Analysing the Signal
This is really quite easy, assuming you have Numerical Python and the FFT modules installed. Continuing from our last code snippet, where "out" contains a list of the samples from our sound file, the following gives us an FFT:
import Numeric
import FFT
out_array=Numeric.array(out)
out_fft=FFT.fft(out)
It is as easy as that! To put the FFT data in a file suitable for plotting in Gnuplot, the following code was used:
offt=open('outfile_fft.dat','w')
for x in range(len(out_fft)/2):
offt.write('%f %f
'%(1.0*x/wtime,abs(out_fft[x].real)))
Now, depending on your knowledge of FFT’s (Fast Fourier Transforms) the above might need some explanation. First of all, the FFT data produced will be complex. However, we are looking at a purely real signal, so we will discard the Imaginary part. Also, only half the data is useful, as the other half is just a mirror image (if you looked at the imaginary part, it would be a mirror image multiplied by -1). Also, you can look on the index of the FFT as meaning the number of cycles occurring in the time-duration of the total sound extract. Thus, the 0, first component is the DC component. The index 1 sample reverses once in the time duration, the next one reverses twice, and so on (lowest frequency is on the left!).
Viewing the Results
To view the output, you need to use some graphing software. Gnuplot is one good option. Included below are thumbnails (links to full size) of an original time-domain signal, followed by the entire FFT data (as output to file by the python code above). And a smaller detail of the region where most of the interest is, between 1000 and 2000 Hz.
Gnuplot code to produced these figures is included below:
set style data lines
# Time domain signal first:
set xlabel 'Time (s)'; set ylabel 'Amplitude'
set title 'Signal Profile'
set terminal png
set output 'timeplot.png'
plot 'outfile.dat'
# Now look at FFT Data
set output 'fft_plot_a.png'
set xlabel 'Frequency (Hz)'
set ylabel 'Magnitude of Real FFT'
set title 'Absolute value of FFT'
plot 'outfile_fft.dat'
# Now get a closer look at where the action is...
set xrange [1000:2000]
set title 'Absolute value of FFT (Detail)'
set output 'fft_plot_b.png'
replot
For what it’s worth, the signal analysed here is a 5 second (220500 samples) recording of two notes from a harmonica.
Conclusion
These have just been some quick and sketchy notes on how to analyse a sound input and find out what frequency content it has. As you can see, there is nothing very clever or difficult to the implementation of this, but it is still (in my opinion!) interesting to do. If you have more interesting sound inputs to work on (e.g. vibrations from a machine) you could proceed even further with your analysis and use it as a tool for locating the source of the vibration and noise.
There may be typos in the code snippets in this article. However, you can download the archive of code [Not up yet], which I have run and used to produce the figures included above.
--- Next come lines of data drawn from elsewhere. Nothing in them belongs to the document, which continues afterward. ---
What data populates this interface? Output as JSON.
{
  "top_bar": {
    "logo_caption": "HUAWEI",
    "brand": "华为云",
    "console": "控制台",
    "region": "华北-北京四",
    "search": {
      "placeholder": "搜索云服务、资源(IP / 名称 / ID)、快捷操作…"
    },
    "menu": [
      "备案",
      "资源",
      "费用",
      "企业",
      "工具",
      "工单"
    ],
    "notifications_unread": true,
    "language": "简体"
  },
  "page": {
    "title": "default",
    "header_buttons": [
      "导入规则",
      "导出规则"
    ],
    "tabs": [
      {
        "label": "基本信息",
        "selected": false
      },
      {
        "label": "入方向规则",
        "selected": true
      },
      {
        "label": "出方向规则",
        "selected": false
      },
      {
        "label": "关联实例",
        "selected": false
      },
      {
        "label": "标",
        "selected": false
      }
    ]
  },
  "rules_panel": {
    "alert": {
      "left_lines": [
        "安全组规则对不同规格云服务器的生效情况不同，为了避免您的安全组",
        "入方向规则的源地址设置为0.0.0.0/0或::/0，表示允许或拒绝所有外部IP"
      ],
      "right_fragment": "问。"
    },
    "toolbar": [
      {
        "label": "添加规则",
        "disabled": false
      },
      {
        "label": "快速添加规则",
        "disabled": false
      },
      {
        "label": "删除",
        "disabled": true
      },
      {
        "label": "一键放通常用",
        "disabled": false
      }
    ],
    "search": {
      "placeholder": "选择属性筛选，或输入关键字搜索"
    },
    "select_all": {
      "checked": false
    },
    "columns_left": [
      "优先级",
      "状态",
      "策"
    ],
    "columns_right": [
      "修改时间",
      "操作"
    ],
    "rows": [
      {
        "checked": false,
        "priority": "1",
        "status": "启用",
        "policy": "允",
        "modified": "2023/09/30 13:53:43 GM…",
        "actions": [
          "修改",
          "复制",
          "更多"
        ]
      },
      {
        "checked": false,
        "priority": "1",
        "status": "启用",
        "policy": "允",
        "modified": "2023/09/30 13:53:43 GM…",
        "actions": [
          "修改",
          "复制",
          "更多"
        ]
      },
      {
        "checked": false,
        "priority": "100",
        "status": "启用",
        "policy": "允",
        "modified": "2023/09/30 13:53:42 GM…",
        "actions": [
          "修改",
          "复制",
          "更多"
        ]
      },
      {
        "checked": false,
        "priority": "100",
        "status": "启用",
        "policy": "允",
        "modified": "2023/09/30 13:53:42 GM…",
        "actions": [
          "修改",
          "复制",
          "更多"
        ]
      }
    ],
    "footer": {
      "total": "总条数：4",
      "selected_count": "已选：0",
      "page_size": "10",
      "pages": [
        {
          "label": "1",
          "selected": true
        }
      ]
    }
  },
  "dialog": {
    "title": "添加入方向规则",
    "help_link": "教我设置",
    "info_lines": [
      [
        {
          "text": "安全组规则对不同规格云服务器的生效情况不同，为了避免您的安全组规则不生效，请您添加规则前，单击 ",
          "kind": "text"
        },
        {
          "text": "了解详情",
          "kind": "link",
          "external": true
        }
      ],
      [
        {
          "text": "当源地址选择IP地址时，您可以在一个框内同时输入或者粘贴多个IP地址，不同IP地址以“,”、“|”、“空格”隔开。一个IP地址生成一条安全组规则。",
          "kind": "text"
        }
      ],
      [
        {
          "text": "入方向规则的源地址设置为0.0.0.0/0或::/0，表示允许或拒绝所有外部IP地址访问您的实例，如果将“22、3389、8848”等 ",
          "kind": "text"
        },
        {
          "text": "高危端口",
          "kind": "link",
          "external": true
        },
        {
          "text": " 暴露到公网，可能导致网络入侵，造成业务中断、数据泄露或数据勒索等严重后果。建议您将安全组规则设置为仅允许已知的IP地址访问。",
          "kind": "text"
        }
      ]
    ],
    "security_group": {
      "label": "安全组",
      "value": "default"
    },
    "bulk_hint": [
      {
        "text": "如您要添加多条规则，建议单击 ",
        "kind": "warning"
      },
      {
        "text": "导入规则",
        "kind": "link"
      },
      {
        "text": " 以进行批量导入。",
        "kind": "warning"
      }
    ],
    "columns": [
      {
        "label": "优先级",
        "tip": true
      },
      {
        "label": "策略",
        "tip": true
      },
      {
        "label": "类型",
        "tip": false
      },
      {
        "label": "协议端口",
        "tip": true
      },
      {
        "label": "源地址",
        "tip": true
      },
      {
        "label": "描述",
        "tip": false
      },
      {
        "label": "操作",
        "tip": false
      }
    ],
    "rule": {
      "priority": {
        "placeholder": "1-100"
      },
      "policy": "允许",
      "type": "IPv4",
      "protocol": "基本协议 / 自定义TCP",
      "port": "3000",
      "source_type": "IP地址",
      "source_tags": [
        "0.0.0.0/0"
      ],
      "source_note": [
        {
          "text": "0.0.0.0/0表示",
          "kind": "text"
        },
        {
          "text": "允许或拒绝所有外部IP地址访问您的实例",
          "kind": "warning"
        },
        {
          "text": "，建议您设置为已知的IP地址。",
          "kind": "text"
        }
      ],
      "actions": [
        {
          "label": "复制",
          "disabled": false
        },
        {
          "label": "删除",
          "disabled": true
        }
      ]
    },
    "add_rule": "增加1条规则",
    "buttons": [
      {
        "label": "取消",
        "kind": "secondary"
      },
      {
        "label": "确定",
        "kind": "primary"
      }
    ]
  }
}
Even though that does not mean there are no mistakes, it does at least mean you can reproduce my results (Note that the sound sample is included in mp3 format, to save my webspace and bandwidth, so you will have to first convert it to a wav file. xmms can do this for you using its cdwriter plugin (plays an mp3 into a wav file)).
Future Work, Links
An obvious further development would be to do a wavelet transform on the sound signal. Hopefully when I have a bit more spare time I’ll put something on this topic up here.
A useful link I saw on ILUG is Pipewave which is a suite of command line tools for stuff like this. AFAICS, the emphasis is on speech applications, but should be of general interest too.